We examined three-dimensional volumes from 228 fetuses with trisomy 21 and 797 chromosomally normal fetuses at 11 + 0 to 13 + 6 weeks of gestation. We looked for choroid plexus cysts with a minimum diameter of 1.5 mm, intracardiac echogenic focus, hydronephrosis with a minimum anteroposterior diameter of the pelvis of 1.5 mm and hyperechogenic bowel.
The prevalence of intracardiac echogenic focus, hydronephrosis and hyperechogenic bowel was significantly higher in trisomy 21 than in normal fetuses (9.6% vs. 1.5%, 17.1% vs. 5.3% and 11.4% vs. 2.4%, respectively). There was no significant difference between the two groups in the prevalence of choroid plexus cysts (7.5% vs. 5.0%). There were no significant differences in crown-rump length or nuchal translucency thickness in either chromosomally normal or trisomy 21 fetuses between those with and those without any one of the markers.

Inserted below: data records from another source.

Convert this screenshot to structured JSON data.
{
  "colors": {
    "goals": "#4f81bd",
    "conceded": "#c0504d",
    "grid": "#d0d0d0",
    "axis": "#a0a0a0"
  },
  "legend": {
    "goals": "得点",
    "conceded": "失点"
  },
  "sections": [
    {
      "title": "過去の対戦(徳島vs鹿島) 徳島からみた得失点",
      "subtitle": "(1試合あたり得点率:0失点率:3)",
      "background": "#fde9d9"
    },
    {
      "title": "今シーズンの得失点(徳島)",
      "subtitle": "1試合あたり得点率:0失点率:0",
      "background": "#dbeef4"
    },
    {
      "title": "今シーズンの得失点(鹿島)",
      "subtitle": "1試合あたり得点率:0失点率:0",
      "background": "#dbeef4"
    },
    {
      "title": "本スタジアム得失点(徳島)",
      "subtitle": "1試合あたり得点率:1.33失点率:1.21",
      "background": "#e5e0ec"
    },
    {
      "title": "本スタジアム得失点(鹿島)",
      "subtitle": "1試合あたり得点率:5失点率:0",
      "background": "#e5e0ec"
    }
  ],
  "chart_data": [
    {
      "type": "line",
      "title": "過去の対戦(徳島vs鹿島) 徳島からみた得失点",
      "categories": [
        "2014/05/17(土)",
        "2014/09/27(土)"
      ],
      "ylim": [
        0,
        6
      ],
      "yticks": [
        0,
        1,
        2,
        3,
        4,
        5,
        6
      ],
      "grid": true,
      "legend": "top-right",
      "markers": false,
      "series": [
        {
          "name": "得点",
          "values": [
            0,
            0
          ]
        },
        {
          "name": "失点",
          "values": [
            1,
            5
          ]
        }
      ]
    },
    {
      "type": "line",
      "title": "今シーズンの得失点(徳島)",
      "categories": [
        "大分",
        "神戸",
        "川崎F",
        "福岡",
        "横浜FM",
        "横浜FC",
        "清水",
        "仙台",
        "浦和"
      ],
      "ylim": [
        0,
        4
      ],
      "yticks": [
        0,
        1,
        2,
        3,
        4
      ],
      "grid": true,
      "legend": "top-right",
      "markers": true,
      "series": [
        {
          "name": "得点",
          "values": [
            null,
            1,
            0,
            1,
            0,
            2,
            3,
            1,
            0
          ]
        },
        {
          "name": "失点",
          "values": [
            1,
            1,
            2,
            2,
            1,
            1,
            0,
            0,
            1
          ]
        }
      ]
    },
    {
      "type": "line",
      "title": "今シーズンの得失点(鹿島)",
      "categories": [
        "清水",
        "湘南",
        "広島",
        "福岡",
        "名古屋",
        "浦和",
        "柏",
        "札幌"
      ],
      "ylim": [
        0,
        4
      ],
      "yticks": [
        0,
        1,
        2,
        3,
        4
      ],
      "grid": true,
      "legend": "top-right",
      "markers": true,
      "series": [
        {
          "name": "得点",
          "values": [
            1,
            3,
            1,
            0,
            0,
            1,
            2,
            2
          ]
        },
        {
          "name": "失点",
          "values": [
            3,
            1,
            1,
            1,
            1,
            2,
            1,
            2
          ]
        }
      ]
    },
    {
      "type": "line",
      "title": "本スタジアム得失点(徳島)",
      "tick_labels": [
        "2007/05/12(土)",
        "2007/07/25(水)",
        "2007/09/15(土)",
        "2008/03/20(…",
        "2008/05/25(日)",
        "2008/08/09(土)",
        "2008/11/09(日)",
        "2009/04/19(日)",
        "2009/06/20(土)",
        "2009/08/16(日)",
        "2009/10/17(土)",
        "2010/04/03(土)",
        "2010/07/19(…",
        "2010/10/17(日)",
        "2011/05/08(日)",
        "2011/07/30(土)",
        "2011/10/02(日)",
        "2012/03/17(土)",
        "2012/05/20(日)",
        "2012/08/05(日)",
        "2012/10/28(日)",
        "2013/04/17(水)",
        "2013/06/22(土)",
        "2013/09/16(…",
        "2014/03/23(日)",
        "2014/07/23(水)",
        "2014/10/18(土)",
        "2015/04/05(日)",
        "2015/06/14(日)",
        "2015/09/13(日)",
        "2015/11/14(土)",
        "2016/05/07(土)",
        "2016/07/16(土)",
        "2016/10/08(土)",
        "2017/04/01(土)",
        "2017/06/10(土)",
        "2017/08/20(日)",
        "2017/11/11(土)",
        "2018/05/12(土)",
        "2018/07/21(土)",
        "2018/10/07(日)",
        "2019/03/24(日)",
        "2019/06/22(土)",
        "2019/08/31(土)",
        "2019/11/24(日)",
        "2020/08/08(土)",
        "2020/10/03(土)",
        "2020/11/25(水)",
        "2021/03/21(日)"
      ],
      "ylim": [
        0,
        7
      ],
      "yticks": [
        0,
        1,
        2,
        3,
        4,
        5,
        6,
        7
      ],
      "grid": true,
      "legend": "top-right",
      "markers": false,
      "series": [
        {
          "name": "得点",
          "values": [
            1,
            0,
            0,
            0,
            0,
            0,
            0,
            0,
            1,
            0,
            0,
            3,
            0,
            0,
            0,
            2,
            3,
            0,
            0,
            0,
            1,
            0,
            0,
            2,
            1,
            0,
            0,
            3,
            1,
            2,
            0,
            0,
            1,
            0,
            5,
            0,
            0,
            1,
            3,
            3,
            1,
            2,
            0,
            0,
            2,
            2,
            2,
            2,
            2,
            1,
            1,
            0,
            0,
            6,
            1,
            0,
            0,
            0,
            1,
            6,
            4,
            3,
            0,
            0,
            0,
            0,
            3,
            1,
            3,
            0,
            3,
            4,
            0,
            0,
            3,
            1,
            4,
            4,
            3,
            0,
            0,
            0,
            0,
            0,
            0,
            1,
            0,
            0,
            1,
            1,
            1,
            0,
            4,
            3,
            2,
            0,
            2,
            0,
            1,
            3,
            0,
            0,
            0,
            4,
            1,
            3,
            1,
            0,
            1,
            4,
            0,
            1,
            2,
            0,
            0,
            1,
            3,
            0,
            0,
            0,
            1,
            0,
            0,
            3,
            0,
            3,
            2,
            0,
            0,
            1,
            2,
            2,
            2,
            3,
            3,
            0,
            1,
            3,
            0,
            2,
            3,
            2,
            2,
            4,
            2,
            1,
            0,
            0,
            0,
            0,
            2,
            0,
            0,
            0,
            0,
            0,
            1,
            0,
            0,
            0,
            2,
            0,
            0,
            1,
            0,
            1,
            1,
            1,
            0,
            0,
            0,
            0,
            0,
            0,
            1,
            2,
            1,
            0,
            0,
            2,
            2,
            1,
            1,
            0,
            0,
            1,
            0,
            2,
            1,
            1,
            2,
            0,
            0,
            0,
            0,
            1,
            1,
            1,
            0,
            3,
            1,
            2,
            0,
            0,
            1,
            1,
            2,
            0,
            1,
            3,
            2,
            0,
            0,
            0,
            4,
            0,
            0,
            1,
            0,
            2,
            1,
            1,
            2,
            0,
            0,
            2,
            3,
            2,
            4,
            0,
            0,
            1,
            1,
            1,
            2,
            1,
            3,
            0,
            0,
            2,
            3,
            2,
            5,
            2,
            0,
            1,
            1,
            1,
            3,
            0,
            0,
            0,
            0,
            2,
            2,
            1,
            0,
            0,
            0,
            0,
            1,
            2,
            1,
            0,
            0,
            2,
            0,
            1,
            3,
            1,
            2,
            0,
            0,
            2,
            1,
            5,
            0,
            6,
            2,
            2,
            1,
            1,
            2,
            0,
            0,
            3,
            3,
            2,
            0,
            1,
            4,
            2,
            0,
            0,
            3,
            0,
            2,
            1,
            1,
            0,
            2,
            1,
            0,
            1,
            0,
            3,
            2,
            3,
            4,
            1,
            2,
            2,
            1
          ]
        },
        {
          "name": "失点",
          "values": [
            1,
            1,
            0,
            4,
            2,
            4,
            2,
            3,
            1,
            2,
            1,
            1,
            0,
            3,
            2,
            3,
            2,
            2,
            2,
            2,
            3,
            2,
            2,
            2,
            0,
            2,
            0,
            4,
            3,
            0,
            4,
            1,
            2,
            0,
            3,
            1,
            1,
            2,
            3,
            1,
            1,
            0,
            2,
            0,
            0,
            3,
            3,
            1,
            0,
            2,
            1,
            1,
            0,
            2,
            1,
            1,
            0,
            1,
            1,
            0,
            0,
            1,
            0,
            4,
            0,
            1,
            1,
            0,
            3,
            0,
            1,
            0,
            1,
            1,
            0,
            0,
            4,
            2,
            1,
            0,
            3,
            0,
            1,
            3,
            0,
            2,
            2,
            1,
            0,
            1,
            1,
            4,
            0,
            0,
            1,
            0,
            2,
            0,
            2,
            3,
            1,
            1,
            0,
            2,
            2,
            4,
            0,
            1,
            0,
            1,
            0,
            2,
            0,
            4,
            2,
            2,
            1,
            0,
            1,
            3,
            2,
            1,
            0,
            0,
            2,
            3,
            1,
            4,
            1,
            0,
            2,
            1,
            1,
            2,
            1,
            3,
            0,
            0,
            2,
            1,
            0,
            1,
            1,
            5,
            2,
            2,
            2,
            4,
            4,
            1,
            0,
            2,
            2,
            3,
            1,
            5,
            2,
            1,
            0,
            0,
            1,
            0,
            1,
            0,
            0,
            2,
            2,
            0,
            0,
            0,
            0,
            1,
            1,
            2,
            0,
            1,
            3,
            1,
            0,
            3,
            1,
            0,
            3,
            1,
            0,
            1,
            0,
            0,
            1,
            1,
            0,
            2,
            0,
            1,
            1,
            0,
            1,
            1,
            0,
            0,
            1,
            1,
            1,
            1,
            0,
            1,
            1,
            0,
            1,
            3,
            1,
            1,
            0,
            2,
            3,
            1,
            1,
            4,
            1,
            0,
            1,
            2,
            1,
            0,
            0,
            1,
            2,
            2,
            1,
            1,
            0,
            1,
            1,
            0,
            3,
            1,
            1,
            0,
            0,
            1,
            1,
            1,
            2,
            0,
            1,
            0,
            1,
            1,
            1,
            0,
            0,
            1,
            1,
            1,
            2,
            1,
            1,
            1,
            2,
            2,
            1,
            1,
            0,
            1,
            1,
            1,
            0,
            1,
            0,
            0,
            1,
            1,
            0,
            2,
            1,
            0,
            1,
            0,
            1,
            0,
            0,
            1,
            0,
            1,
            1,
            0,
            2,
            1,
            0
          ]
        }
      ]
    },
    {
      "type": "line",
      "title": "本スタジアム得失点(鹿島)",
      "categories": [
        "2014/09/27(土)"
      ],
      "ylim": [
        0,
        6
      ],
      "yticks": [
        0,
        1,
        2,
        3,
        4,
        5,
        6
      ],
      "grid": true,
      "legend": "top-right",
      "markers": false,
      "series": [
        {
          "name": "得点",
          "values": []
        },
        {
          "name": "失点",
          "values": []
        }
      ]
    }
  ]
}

At 11 + 0 to 13 + 6 weeks the prevalence of intracardiac echogenic focus, hydronephrosis and hyperechogenic bowel is higher in trisomy 21 than in chromosomally normal fetuses. As there is no significant association between the presence of these markers and nuchal translucency thickness, they could be included in the assessment of risk to improve accuracy of screening.
探讨脉络丛囊肿、心内强回声光斑、肾盂积水及肠管强回声作为孕11⁺⁰至13⁺⁶周21-三体标记物的潜在价值。
我们检查了228例孕11⁺⁰至13⁺⁶周的21-三体胎儿及797例染色体正常胎儿的三维容积。我们寻找最小直径为1.5毫米的脉络丛囊肿、心内强回声光斑、最小肾盂前后径为1.5毫米的肾盂积水及肠管强回声。
21-三体胎儿中心内强回声光斑、肾盂积水及肠管强回声的发生率显著高于正常胎儿(分别为9.6%对1.5%、17.1%对5.3%及11.4%对2.4%)。两组间脉络丛囊肿的发生率无显著差异(7.5%对5.0%)。在有或无任何一种标记物的染色体正常或21-三体胎儿中,头臀长或颈项透明层厚度均无显著差异。
在孕11⁺⁰至13⁺⁶周,21-三体胎儿中心内强回声光斑、肾盂积水及肠管强回声的发生率高于染色体正常胎儿。由于这些标记物的存在与颈项透明层厚度无显著关联,它们可纳入风险评估以提高筛查准确性。